Reflection and field distribution for each sample (a)—(g). Left column: measured (black solid lines with symbol), simulated (blue dashed lines), and calculated (red solid lines) reflection spectra. Middle column: simulated magnetic field distributions in the plane $0.4$ mm above the upper surface of the samples at EIT frequencies. Right column: normalized results for the measured (black dots), simulated (blue dashed lines), and calculated (red solid lines) $H$-field distributions along the cavity at EIT frequencies.

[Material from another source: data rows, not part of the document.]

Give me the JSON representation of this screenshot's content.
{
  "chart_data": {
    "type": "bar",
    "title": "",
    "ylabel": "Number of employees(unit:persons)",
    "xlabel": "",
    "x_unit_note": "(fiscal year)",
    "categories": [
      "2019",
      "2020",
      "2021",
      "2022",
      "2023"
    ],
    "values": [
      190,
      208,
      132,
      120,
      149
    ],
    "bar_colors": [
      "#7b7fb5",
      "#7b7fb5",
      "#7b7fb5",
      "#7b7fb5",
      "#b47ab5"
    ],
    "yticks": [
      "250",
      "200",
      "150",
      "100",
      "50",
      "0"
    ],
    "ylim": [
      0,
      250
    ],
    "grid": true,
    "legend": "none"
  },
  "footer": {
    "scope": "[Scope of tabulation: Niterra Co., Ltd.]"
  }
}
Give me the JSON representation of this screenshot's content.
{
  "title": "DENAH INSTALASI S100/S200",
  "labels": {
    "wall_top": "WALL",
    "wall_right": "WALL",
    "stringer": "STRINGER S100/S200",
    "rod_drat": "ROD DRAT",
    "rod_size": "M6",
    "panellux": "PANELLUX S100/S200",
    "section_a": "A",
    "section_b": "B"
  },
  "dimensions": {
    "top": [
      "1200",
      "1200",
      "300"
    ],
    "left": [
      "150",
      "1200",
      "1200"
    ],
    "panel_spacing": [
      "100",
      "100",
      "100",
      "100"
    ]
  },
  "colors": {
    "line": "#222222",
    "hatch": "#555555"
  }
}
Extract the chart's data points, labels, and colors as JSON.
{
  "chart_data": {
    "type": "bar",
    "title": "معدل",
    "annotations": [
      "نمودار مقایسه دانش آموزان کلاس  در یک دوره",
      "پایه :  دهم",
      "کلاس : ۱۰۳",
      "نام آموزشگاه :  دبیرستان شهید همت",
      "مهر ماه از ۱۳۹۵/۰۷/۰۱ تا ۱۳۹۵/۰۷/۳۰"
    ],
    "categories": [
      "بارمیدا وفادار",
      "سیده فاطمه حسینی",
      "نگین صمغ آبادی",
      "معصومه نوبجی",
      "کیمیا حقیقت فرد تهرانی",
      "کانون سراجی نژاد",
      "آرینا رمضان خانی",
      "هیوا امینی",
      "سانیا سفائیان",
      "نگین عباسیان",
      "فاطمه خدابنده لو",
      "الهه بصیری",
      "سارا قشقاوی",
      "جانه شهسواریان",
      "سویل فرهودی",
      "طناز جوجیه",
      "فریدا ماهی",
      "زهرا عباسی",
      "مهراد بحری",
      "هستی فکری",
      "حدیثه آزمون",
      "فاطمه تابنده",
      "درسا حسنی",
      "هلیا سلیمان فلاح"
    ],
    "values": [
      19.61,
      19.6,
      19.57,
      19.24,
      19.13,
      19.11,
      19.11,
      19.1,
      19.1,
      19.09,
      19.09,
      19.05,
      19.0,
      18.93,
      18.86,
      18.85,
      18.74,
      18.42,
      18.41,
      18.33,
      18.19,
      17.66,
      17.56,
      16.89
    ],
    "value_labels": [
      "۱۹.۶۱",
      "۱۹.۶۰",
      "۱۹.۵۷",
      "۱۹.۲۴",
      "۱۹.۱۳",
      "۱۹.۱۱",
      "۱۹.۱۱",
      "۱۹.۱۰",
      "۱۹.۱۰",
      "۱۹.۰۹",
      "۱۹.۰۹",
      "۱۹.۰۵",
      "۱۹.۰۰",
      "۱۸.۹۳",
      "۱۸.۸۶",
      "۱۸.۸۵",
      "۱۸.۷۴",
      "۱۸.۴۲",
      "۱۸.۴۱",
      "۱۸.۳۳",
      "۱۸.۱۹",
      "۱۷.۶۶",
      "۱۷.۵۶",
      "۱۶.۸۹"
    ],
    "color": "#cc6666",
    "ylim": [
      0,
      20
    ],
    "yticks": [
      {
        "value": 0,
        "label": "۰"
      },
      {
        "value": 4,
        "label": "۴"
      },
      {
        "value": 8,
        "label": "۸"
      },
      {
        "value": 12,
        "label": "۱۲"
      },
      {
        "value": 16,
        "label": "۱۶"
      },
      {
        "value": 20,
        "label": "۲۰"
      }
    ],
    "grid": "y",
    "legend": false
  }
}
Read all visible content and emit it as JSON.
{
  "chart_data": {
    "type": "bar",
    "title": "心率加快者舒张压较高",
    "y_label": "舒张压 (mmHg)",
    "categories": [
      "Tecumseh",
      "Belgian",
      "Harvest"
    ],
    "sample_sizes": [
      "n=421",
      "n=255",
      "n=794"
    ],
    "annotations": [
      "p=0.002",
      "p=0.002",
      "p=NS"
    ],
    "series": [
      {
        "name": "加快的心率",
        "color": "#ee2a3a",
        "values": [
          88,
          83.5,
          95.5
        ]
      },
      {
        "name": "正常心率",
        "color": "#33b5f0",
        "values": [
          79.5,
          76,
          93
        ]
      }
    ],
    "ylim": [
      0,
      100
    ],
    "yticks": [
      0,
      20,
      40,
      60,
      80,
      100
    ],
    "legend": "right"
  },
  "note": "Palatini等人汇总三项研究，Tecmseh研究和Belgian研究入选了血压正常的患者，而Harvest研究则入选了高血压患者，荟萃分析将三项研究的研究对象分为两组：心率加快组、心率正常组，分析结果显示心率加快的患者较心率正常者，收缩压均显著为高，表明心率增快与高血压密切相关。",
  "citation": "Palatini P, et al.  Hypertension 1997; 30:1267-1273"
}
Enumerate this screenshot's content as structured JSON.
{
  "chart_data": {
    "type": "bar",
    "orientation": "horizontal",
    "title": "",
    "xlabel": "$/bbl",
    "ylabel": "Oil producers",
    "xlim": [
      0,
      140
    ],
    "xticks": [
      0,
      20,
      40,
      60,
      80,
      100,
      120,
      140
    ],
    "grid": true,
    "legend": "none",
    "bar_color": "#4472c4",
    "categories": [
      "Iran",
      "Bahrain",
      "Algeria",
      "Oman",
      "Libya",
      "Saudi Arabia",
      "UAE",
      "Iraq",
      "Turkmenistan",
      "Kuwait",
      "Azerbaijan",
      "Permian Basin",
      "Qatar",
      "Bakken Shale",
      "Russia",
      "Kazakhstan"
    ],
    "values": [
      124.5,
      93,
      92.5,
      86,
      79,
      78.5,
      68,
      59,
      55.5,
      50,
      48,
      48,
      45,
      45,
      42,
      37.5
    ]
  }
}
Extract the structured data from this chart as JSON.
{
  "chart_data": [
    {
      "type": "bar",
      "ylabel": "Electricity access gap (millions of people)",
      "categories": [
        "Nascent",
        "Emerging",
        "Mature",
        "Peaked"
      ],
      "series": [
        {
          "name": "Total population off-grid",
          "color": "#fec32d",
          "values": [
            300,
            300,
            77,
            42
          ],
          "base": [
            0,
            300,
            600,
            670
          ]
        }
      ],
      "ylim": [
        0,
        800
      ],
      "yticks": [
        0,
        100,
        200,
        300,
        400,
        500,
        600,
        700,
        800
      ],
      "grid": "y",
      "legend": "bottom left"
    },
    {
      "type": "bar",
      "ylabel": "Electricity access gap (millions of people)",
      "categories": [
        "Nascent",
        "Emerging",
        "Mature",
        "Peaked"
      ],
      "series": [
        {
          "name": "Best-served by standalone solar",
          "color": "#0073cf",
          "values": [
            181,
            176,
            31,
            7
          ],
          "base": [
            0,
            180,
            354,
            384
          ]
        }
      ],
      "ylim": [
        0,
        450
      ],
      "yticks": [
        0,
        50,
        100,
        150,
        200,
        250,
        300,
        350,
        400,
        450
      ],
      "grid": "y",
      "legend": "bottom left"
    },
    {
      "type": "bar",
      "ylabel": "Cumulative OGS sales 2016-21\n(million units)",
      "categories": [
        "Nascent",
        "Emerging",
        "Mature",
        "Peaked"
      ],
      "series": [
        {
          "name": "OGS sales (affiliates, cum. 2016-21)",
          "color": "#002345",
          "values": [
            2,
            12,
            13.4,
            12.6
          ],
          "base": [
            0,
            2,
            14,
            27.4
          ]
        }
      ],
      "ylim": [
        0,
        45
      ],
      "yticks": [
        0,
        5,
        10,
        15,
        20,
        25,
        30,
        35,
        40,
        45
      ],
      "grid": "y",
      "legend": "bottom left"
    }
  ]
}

The corresponding structures are (a) the bare cavity, (b) the cavity with one meta-atom placed at node III, (c) the cavity with one meta-atom placed at antinode II, (d) the cavity with one meta-atom placed at antinode IV, (e) the cavity with two meta-atoms placed at III and IV, (f) the cavity with two meta-atoms placed at I and IV, and (g) the cavity with two meta-atoms placed at II and III.

Figure 3

The model of the structure for calculation has one port, a resistor $\left(R\right)$, and a cavity with meta-atoms (circles) in proper order. ${\mathrm{s}}_j^{\pm }$ refer to the forward (backward) wave in each part. ${\gamma }_1$ and ${\gamma }_2$ denote the scattering losses of the meta-atoms, while ${\mathrm{\Gamma }}_1$ and ${\mathrm{\Gamma }}_2$ give the dissipative losses. $M_{j\to j+1}$ and $D_j$ refer to the transmission matrices and propagation matrices of the corresponding parts, respectively.

Figure 4

Measured (black solid line with symbol), analytical (green solid line with symbol), and TMM calculated (red solid line) reflection spectra of the EIT and non-EIT structures.

Figure 5

(a) Photograph of the sample: a two-port cavity with two meta-atoms. The middle one is a bright meta-atom, while the left one is a dark meta-atom. (b) Simulated (line without symbol) and measured (line with symbol) reflection spectra for different incident directions (forward, F; backward, B). The inset shows the contrast ratio between the reflectance in forward and backward operation around the EIT frequency. (c) The $H$-field distributions when the wave enters in the forward and backward directions.